BNZ currency strategist Mike Jones said while there was a "good chance" the world could move to trading using a "basket of currencies" system in five to 10 years, it would have to be done in a slow "balancing act", because of the large size of US dollar reserves held.

"There has been a lot of talk recently about central banks' diversifying out of the US dollar, to gold and other currencies," he said.

Gold's previous high was $US1033.90 in March 2008 and it had twice since broached the $US1000 mark in February and August this year.

West Texas oil prices moved up almost $US4 to near $US71 on news of the gold price yesterday.

Some reports from Europe this week predicted gold would hit $US1100 in 2010.

New Zealand Mint bullion dealer Mike O'Kane yesterday picked $US1200-$US1300 by the end of the year and Craigs Investment Partners broker Peter McIntyre picked $US1350 within six to nine months.

Mr McIntyre said markets were increasingly discussing the merits of the the US dollar being used as the world's reserve currency, noting the greenback, British pound and Euro were all weak because their respective governments were "printing money" to stave off the financial crisis and stimulate economies.
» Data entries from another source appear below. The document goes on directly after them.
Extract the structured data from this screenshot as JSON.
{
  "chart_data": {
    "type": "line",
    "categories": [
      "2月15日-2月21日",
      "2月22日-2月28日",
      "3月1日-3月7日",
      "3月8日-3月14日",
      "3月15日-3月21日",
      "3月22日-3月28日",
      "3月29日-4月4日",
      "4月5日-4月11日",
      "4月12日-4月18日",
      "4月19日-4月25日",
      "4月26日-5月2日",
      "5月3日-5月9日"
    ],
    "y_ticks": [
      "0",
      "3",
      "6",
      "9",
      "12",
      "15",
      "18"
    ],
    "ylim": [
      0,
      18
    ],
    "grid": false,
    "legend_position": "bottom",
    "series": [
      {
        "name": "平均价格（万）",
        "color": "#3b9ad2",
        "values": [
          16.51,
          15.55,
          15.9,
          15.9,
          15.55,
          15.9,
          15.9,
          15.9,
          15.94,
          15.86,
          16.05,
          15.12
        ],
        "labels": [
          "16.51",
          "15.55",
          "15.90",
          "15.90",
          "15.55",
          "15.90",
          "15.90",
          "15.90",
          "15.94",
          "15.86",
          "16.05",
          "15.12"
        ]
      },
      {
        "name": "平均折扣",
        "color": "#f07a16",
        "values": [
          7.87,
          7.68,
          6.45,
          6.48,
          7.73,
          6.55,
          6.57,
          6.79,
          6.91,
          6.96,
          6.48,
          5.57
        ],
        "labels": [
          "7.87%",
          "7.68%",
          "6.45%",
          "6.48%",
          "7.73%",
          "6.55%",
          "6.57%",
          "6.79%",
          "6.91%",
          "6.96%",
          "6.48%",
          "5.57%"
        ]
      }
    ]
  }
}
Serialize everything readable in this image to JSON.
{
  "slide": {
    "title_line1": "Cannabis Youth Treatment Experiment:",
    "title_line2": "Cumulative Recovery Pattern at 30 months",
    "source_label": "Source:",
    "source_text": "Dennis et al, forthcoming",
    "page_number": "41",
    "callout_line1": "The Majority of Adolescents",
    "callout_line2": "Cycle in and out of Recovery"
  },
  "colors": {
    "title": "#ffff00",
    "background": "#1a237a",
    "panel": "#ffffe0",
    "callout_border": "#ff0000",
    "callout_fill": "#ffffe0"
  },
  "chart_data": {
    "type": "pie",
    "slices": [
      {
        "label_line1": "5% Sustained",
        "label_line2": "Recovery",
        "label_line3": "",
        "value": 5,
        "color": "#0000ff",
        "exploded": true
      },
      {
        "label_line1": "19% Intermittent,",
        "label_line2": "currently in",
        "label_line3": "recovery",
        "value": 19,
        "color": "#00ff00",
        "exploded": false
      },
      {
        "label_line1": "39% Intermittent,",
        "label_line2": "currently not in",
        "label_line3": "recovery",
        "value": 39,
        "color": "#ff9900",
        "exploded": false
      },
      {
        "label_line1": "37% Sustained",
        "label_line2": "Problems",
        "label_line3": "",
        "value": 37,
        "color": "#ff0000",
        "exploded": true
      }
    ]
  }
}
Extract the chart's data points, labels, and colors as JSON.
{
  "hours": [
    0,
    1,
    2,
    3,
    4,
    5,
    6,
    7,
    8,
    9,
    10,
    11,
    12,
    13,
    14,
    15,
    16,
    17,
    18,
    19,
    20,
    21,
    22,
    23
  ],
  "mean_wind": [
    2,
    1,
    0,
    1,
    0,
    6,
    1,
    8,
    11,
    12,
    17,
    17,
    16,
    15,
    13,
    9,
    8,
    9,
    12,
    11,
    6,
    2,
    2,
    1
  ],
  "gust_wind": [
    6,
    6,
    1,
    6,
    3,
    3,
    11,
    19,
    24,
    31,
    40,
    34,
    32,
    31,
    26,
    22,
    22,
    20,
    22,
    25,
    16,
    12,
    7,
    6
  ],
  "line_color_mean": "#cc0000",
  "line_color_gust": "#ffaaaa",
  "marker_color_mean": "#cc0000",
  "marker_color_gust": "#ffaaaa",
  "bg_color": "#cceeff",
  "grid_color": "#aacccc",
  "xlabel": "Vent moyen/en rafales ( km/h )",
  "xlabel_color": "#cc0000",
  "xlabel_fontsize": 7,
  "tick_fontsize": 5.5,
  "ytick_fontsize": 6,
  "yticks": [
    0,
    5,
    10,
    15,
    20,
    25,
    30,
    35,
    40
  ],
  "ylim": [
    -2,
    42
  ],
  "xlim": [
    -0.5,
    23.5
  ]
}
He said weakening equity markets and more US currency concerns would continue to bolster the price of gold in the months ahead and "break through" $US1200, and it was "realistic" gold could top $US1350 within nine months.

Mr McIntyre said the combination of inflation fears and the weakening US dollar were the main drivers of the gold price, followed by weakening global equity markets and China buying more gold and "diversifying" away from greenbacks to gold and other assets.

"The US dollar will continue to weaken over the next six months because of the amount of cash in circulation.

The Federal Reserve [US central bank ] is waving a big stick, telling the nine major banks to lend money," he said.

Mr O'Kane, at New Zealand Mint, said the high New Zealand dollar was attracting more US bullion buyers, generally seeking safe haven investments, but conversely New Zealand bullion owners were not selling because of the high kiwi.

While gold had been through spikes and troughs during the past four years, it had on average appreciated about $US100 each year, he said.


Gold forecasts
Deutsche Bank:
Gold above $US1100 an ounce in 2010.

RBS global banking and markets: Gold averaging $US950 in 2009; $US1000 in 2010.

Standard Chartered: Average $US1050 for fourth quarter 2009.

Bank of America Merrill Lynch: Gold to $US1500 in 2011.